A onetime respiratory therapist is currently wanted by law enforcement over a death believed to be related to her line of work.
Jennifer Hall, 41, stands accused of murdering at least one of her former patients at the Hedrick Medical Center in Chillicothe, Missouri, where she worked from December 2001 through May 2002.
Probable cause documents in the case obtained by Kansas City NBC affiliate KSHB note an atypical number of cardiac collapse incidents that occurred at the hospital during the more or less six months of her employment. Hall was eventually placed on administrative leave and never returned to work there.
“Because of Hall’s singular proximity to stricken patients, her access to pharmaceuticals which are deadly if misused, and her discovery and method of notifying staff of every patient’s cardiac emergency, nursing staff believed Hall was responsible for the patient deaths,” Chillicothe Police Officer Brian Schmidt wrote in the probable cause affidavit, a copy of which was also obtained by St. Louis Public Radio.
According to the police and to the hospital, the facility historically averaged one such “Code Blue” incident every six months. Hall’s tenure, however, coincided with a spike to 18 such incidents during the same time frame, the authorities have alleged.
Additionally, the hospital told investigators, the defendant was the person closest to each of those 18 patients. In the end, exactly half of the people who allegedly suffered cardiac collapses under Hall’s watch, nine in total, died despite efforts to revive them.
The final straw for the hospital came with the death of elderly pneumonia patient Fern Franco.
Court documents allege that Franco was discovered dead by both Hall and another hospital employee.
The circumstances of that discovery were strange, the other employee told law enforcement, because they had never been accompanied by a respiratory therapist when they entered a patient’s room before that incident. The other employee then performed life-saving measures on Franco but their efforts proved unsuccessful.
Hall was placed on leave by the hospital on May 21, 2002, in direct response to Franco’s death.
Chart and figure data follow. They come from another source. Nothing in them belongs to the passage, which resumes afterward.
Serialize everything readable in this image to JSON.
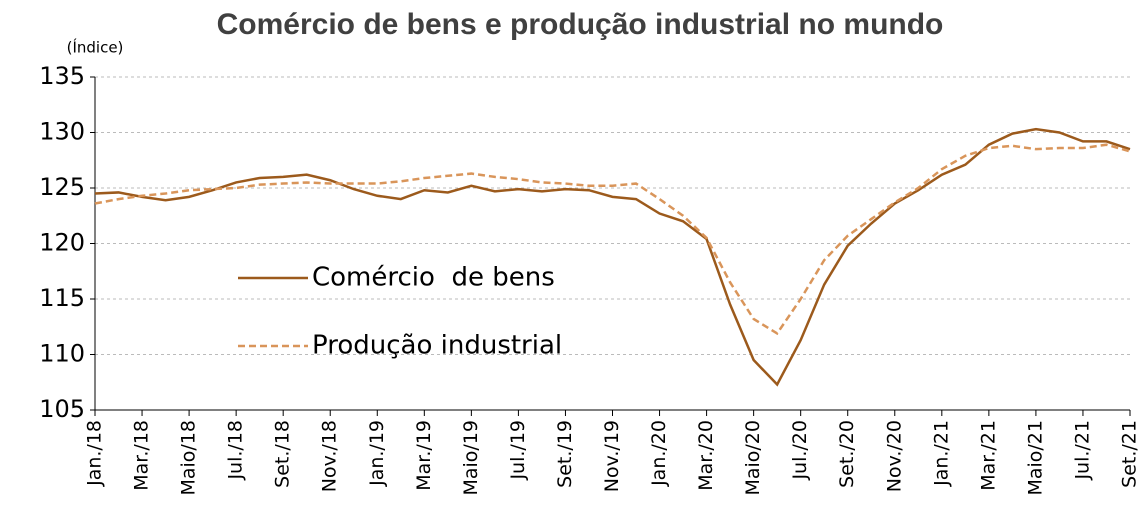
{
  "chart_data": {
    "type": "line",
    "title": "Comércio de bens e produção industrial no mundo",
    "y_label": "(Índice)",
    "categories": [
      "Jan./18",
      null,
      "Mar./18",
      null,
      "Maio/18",
      null,
      "Jul./18",
      null,
      "Set./18",
      null,
      "Nov./18",
      null,
      "Jan./19",
      null,
      "Mar./19",
      null,
      "Maio/19",
      null,
      "Jul./19",
      null,
      "Set./19",
      null,
      "Nov./19",
      null,
      "Jan./20",
      null,
      "Mar./20",
      null,
      "Maio/20",
      null,
      "Jul./20",
      null,
      "Set./20",
      null,
      "Nov./20",
      null,
      "Jan./21",
      null,
      "Mar./21",
      null,
      "Maio/21",
      null,
      "Jul./21",
      null,
      "Set./21"
    ],
    "series": [
      {
        "name": "Comércio  de bens",
        "color": "#9c5a1c",
        "dash": false,
        "values": [
          124.5,
          124.6,
          124.2,
          123.9,
          124.2,
          124.8,
          125.5,
          125.9,
          126.0,
          126.2,
          125.7,
          124.9,
          124.3,
          124.0,
          124.8,
          124.6,
          125.2,
          124.7,
          124.9,
          124.7,
          124.9,
          124.8,
          124.2,
          124.0,
          122.7,
          122.0,
          120.4,
          114.5,
          109.5,
          107.3,
          111.3,
          116.3,
          119.8,
          121.8,
          123.6,
          124.8,
          126.2,
          127.1,
          128.9,
          129.9,
          130.3,
          130.0,
          129.2,
          129.2,
          128.5
        ]
      },
      {
        "name": "Produção industrial",
        "color": "#d9955a",
        "dash": true,
        "values": [
          123.6,
          124.0,
          124.3,
          124.5,
          124.8,
          124.9,
          125.0,
          125.3,
          125.4,
          125.5,
          125.4,
          125.4,
          125.4,
          125.6,
          125.9,
          126.1,
          126.3,
          126.0,
          125.8,
          125.5,
          125.4,
          125.2,
          125.2,
          125.4,
          124.0,
          122.5,
          120.5,
          116.5,
          113.2,
          111.9,
          115.0,
          118.5,
          120.7,
          122.2,
          123.7,
          125.0,
          126.7,
          127.9,
          128.6,
          128.8,
          128.5,
          128.6,
          128.6,
          128.9,
          128.3
        ]
      }
    ],
    "ylim": [
      105,
      135
    ],
    "yticks": [
      105,
      110,
      115,
      120,
      125,
      130,
      135
    ],
    "grid": true,
    "legend": "center-left"
  }
}
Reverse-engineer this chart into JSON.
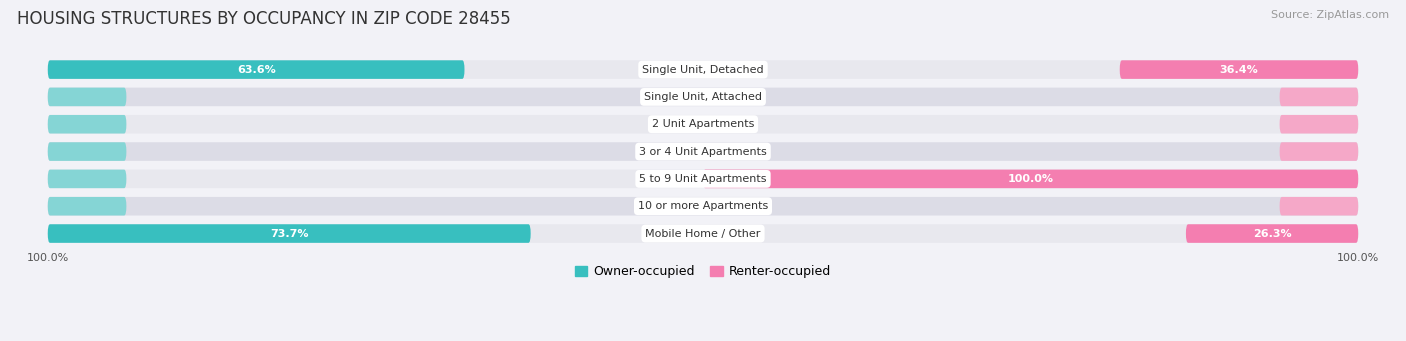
{
  "title": "HOUSING STRUCTURES BY OCCUPANCY IN ZIP CODE 28455",
  "source": "Source: ZipAtlas.com",
  "categories": [
    "Single Unit, Detached",
    "Single Unit, Attached",
    "2 Unit Apartments",
    "3 or 4 Unit Apartments",
    "5 to 9 Unit Apartments",
    "10 or more Apartments",
    "Mobile Home / Other"
  ],
  "owner_pct": [
    63.6,
    0.0,
    0.0,
    0.0,
    0.0,
    0.0,
    73.7
  ],
  "renter_pct": [
    36.4,
    0.0,
    0.0,
    0.0,
    100.0,
    0.0,
    26.3
  ],
  "owner_color": "#38BFBF",
  "renter_color": "#F47EB0",
  "owner_stub_color": "#85D5D5",
  "renter_stub_color": "#F5A8C8",
  "owner_label": "Owner-occupied",
  "renter_label": "Renter-occupied",
  "row_bg_color": "#E8E8EE",
  "row_bg_alt": "#DCDCE6",
  "title_fontsize": 12,
  "source_fontsize": 8,
  "axis_tick_fontsize": 8,
  "cat_label_fontsize": 8,
  "val_label_fontsize": 8
}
Officials there said that after she was no longer working, their “Code Blue” numbers reverted to the mean.
On May 22, 2002, the Livingston County Coroner requested a search warrant for Franco’s remains.
An autopsy showed that morphine and succinylcholine, a drug used to induce short-term paralysis of the respiratory muscles for general anesthesia, were both present in Franco’s system the day she died. As it turned out, neither of those drugs were prescribed to the victim nor were they ordered by her doctors for a specific procedure.
“We got a new chief of police, Jon Maples, and we got a new prosecutor in Adam Warren, and I went to both of those early on their new appointments and gave them all my information and discussed it with them,” Livingston County Coroner Scott Lindley said. “And after a while they got after the case.”
Experts on medical serial killers recently reviewed those findings and attributed Franco’s death to homicide by succinylcholine poisoning. According to court records reviewed by Law&Crime, prosecutors filed charges against Hall on May 4, 2022.
Hall has previously denied responsibility for the deaths at Hedrick Medical Center.
“Never,” she told The Kansas City Star in 2015. “No, never.”
“My name is just thrown out there, and it’s for horrifying reasons,” Hall said.
When that article ran, the outlet mused that Hall may simply be “extraordinarily jinxed [and] a two-time victim of false allegations.”
In 2001, she was convicted of setting a fire at another hospital. She served a year in prison before her conviction was appealed on the grounds that she suffered from ineffective assistance of counsel. She was tried a second time on those allegations and was acquitted.
In 2019, the Missouri Supreme Court unanimously dismissed a civil case against the defendant by the dead patients’ families because they filed their lawsuits well past the statute of limitations.
An attorney who previously represented the defendant excoriated the recent developments.
“It is absolutely devastating to my client and her family and myself, frankly, to have a case that is without merit whatsoever and based on conjecture and speculation,” Matthew O’Connor told the local NPR affiliate. “This isn’t lawyer talk — there aren’t facts in support of it because Ms. Hall did not commit these acts.”
The 34 state witnesses who complained, according to the probable cause affidavit, have had their identities hidden because they fear for the safety of their families due to Hall allegedly being “exceptionally computer literate, capable of locating anyone’s personal information, and efficient at masking her on-line identity.”
O’Connor remains unconvinced.
“This case is based on the hindsight of people looking at issues in their own hospital and when Ms. Hall’s prior wrongful conviction came to their attention, they started pushing pieces toward her,” the attorney continued. “They’ve tried for years to find evidence and it didn’t even rise to the level of a civil case, which is a much lower standard. The Missouri Supreme Court has thrown this case out at a civil level.”
Authorities in Livingston County say they believe that Hall is aware of the warrant out for her arrest. The sheriff’s office has her listed as one of the most wanted figures in the Kansas City area. She may currently be using the last name “Semaboye,” according to law enforcement.
Authorities in Kansas are also looking for Hall.
The new case is filed under number 22LV-CR00251 in Livingston County, Missouri. The current online court docket is sparse and does not list a defense attorney.